You can begin taking early social security payments as young as age 62. Most people start taking it around age 66. Some people believe that you should wait until age 70 if you’re in a position to do so. What’s the right answer? It’s hard to say. There are some big pros and cons to taking that money early. Understanding those can help you make the right decision for your own retirement.

What Happens When You Take Early Social Security?

Generally speaking, you’re able to get your “full retirement” when you reach around age 66. (This varies slightly depending on individual circumstances.) If you take that money early, then you don’t get the full amount. Therefore, your monthly Social Security payments are lower than they would be if you waited.

On the other hand, you start to receive that money sooner. If you reach age 62 and really need that Social Security income, then you might find that it’s worth it to take the lower monthly amount. You’ll start getting that monthly check years before you would if you waited until reaching full retirement age.

So, in terms of the most basic pros and cons, taking your money earlier means:

  • The benefit is that you start receiving your money sooner.
  • The drawback is that you get less money per month throughout your retirement.

Social Security May Change in 2035

The Motley Fool makes a great case for taking early Social Security, which is that big changes may await when it comes to social security. In fact, Congress may cut benefits by 23% for all people receiving social security from that point forward. Therefore, if you’re thinking about retiring between now and then, it might be worth it to take the money early.

Yes, you’ll get less per month when you do that. However, you’ll earn the full “lesser” amount every year up until 2035. The longer you wait to start taking payments, the less time you have to accrue money before that potentially huge Social Security cut.

Of course, we don’t actually know for sure what decision Congress will make. There’s a chance that they won’t make that cut. Or it might not be as big. Therefore, taking early Social Security is a risk. You may opt for the lesser monthly amount now, hoping to accrue more before the big cut, only to find out that the big cut doesn’t happen. You’ll still get the lesser monthly amount. It’s not like you can go backwards in time and “take back” your decision to take early Social Security.

So, taking the money early means:

  • You might get more money overall by cashing out as early as possible before a big cut.
  • If the big cut doesn’t happen, then you might not have made as much as you potentially could have.
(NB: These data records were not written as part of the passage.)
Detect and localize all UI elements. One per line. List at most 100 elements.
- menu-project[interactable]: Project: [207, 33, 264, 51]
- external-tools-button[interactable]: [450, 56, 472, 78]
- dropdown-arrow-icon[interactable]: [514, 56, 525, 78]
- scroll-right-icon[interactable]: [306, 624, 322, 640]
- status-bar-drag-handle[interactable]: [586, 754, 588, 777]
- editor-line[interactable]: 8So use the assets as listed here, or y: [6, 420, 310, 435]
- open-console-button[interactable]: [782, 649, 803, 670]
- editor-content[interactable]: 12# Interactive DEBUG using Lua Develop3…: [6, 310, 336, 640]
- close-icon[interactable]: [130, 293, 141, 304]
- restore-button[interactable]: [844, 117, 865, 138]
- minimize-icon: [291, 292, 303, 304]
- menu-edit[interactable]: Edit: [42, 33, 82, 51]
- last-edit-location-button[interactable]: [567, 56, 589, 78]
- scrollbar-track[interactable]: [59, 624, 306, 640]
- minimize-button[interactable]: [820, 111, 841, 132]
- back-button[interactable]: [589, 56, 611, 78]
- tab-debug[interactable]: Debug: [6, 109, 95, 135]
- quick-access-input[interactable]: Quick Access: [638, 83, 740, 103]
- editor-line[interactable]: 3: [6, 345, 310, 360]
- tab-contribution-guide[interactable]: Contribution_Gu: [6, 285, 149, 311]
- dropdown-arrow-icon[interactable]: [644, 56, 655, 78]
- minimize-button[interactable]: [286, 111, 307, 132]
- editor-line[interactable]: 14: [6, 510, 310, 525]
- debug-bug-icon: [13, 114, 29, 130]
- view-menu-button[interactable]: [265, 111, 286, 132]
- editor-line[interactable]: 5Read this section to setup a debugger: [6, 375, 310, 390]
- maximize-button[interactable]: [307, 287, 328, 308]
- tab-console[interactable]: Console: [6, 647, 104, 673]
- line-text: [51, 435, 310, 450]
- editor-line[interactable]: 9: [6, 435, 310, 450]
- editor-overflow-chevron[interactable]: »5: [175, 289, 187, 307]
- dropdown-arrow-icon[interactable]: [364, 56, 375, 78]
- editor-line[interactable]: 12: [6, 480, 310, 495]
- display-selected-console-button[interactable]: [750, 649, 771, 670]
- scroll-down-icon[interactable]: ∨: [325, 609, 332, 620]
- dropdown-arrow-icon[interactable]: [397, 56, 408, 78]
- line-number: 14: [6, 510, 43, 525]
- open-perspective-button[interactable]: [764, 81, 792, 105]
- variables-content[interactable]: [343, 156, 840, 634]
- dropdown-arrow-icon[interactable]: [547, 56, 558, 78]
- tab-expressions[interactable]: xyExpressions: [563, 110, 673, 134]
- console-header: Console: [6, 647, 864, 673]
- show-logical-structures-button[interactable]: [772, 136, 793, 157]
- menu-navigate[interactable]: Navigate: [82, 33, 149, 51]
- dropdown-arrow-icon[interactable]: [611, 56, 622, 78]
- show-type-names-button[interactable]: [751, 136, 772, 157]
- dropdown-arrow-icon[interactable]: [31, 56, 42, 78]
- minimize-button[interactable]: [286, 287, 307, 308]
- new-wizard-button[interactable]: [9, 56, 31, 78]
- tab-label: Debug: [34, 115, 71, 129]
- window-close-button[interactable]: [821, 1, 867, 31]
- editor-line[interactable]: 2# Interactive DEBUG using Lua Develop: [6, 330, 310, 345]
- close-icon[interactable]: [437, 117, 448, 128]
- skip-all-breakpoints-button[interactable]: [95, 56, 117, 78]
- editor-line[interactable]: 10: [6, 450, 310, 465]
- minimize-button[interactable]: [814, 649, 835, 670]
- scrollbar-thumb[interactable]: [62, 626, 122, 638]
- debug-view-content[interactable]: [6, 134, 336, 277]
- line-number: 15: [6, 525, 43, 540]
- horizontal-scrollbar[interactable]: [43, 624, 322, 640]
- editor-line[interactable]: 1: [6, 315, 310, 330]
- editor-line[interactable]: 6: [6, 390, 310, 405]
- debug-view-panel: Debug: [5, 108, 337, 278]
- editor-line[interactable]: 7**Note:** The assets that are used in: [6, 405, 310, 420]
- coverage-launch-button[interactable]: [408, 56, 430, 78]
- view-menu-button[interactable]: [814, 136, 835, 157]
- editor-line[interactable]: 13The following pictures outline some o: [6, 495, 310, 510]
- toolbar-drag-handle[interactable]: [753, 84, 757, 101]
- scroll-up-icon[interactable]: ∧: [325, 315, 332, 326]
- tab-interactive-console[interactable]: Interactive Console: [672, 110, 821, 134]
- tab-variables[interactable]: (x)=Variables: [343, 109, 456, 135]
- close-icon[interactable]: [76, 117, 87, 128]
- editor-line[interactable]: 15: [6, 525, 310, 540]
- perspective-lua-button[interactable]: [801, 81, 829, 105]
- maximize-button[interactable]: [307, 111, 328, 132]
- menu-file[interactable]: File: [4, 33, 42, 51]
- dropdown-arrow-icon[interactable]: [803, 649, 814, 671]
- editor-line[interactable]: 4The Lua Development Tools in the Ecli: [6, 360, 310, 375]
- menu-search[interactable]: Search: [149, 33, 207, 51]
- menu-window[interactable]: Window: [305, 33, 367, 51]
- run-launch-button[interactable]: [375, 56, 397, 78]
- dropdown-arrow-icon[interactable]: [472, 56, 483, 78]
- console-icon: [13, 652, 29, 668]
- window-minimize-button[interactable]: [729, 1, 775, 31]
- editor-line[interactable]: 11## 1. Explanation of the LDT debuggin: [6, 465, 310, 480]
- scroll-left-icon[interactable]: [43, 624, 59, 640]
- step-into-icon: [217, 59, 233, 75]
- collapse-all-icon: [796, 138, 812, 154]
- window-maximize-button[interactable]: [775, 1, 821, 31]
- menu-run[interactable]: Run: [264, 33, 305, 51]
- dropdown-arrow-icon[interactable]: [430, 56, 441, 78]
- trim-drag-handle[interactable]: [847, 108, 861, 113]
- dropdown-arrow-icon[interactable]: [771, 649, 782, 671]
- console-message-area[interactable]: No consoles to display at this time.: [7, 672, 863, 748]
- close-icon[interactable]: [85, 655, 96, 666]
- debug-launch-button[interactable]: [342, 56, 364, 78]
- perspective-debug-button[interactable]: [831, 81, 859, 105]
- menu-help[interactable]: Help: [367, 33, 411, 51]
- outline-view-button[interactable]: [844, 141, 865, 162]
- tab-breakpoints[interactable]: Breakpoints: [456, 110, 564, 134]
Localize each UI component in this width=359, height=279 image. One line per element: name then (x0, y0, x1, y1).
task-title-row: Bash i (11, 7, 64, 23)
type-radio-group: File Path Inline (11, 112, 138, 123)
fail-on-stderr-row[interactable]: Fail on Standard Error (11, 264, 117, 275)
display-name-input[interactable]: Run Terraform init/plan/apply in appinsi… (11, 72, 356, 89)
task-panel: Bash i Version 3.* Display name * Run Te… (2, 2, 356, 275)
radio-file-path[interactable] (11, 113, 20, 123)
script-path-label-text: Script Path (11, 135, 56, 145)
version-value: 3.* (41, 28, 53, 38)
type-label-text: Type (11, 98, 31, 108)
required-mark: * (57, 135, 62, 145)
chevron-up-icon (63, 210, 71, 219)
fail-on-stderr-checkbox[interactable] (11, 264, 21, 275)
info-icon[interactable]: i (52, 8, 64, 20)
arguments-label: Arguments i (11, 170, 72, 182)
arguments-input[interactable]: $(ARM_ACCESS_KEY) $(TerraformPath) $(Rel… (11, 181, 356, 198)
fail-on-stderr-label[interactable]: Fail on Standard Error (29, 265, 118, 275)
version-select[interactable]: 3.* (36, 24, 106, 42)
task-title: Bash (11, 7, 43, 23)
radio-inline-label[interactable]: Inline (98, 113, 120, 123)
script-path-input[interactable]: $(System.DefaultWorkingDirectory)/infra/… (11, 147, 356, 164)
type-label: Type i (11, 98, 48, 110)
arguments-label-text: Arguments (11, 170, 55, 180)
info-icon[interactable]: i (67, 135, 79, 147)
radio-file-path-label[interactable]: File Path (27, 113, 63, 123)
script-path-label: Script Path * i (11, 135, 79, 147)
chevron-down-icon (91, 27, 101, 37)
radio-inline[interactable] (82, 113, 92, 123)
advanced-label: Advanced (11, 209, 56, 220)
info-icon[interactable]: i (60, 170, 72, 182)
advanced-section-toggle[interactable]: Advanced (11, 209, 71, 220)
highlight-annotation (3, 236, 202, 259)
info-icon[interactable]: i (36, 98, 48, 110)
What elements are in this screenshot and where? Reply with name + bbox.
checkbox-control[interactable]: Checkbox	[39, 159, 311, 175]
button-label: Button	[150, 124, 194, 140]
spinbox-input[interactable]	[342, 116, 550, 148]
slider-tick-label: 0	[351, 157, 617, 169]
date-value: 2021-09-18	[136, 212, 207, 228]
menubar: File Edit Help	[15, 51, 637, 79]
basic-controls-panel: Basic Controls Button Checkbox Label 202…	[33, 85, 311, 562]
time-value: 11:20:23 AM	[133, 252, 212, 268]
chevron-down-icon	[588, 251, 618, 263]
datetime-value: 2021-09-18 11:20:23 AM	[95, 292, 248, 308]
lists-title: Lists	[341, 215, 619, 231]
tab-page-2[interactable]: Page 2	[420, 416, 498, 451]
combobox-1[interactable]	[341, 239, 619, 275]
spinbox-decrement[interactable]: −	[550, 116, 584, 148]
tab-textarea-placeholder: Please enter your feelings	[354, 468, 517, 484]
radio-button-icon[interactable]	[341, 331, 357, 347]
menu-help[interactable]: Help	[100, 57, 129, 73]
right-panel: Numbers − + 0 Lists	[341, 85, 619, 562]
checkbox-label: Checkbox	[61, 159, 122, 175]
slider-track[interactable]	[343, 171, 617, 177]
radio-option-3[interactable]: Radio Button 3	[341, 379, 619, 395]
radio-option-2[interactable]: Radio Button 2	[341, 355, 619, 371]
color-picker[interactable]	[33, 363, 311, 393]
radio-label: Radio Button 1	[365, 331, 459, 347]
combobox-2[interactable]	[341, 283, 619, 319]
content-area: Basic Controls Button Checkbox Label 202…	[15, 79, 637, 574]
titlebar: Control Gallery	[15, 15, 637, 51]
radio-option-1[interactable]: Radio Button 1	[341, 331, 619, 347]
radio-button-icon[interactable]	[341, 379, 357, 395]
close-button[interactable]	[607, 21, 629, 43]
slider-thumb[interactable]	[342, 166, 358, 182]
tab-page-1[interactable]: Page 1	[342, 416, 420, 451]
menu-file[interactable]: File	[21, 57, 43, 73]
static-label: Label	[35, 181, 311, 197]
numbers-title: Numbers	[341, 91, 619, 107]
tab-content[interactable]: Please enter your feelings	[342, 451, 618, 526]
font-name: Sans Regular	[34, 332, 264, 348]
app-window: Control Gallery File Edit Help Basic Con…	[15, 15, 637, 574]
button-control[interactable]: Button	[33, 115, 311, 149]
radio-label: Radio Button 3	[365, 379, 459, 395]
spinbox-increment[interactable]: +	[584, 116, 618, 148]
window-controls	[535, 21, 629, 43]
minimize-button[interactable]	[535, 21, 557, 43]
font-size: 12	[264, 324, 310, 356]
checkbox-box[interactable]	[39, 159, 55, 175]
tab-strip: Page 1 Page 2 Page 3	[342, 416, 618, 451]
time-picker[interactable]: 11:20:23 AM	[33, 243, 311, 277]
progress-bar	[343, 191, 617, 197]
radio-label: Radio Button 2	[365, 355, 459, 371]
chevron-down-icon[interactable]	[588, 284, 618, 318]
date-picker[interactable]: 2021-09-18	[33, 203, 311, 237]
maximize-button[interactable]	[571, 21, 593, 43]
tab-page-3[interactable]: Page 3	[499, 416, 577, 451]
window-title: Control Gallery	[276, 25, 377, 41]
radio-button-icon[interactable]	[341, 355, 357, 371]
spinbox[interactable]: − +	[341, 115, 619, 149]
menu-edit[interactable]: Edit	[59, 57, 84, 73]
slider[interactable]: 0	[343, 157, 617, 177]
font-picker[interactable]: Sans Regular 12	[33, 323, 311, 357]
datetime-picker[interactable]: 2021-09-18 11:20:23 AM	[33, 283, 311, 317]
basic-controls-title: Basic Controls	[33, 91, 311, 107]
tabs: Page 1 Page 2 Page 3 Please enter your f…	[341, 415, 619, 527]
We Don’t Know How Long We Will Live

If you had a crystal ball then it might be easier to decide when to take your money. If at age 62 you knew that you only had ten years left to live, then obviously you would take early Social Security. On the other hand, if you knew that you were going to live another thirty years, then you might opt to keep on working until you could completely max out that retirement income.

Unfortunately, there’s no way to know. So the pros and cons really depend on factors that we can’t entirely know or control. All that you can do is make the best decision possible with the information that you have as you reach retirement age. Consider your health and likely longevity based on family history and other factors. Think about how much money you’ll likely get if you take early Social Security vs. the full amount. Weigh what would happen if Congress cut that amount in 2035. Then do your best to decide how the pros and cons balance out.